Safe also forces the audience to reassess values such as materialism versus health and rhetoric versus results.
Safe is an independent film - no Hollywood studio would touch something this contentious, complicated, and damned depressing - but it boasts a rising star in the lead role. She is Julianne Moore, Hugh Grant's pregnant gal pal in Nine Months and a subtly powerful actress.
The puckish redhead Moore happens to be as beautiful and sensuous as she is brainy, so Haynes sets out to make her look absolutely awful by the end of the movie while finally letting her find herself mentally.
This is not at all the wicked farce that some were expecting from the same risk-taking filmmaker who offered us Poison in 1991 and Superstar: The Karen Carpenter Story (completely told with Barbie dolls) in 1988.

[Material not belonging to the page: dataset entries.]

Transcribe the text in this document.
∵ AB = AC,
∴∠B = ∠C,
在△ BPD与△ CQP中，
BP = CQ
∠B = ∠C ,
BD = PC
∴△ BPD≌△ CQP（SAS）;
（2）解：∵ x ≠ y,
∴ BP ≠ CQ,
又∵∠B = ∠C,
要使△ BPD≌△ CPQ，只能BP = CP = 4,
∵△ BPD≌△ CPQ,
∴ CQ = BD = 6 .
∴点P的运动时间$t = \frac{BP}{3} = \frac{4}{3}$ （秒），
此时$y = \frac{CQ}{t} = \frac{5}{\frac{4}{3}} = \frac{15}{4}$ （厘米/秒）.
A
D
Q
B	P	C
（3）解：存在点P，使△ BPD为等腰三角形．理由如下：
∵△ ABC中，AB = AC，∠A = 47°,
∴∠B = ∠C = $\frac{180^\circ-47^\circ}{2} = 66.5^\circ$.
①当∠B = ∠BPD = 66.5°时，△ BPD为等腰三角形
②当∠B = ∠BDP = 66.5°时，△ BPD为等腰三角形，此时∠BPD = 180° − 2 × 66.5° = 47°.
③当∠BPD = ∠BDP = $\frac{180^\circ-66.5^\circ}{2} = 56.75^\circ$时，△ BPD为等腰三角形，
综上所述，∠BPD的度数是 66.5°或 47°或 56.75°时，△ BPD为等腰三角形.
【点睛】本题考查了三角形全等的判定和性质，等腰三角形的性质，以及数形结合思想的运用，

Instead, Safe is an emotional downer, a controlled, claustrophobic examination of a very real world. Yet Moore is so selfless, so exceptional in her performance, that we are kept totally involved even at times when we'd rather run away.
Safe is obviously not about safety; it's about how environmental illness - everything from chemicals in carpets and furniture to the effect of electromagnetic waves - can affect virtually anyone. Moore's character is everywoman - and everyman, of course.
Haynes layers on the life lessons extremely heavily. Safe plays out quietly but its message is loud and long. That doesn't make this a great film, but the message happens to be worth hearing.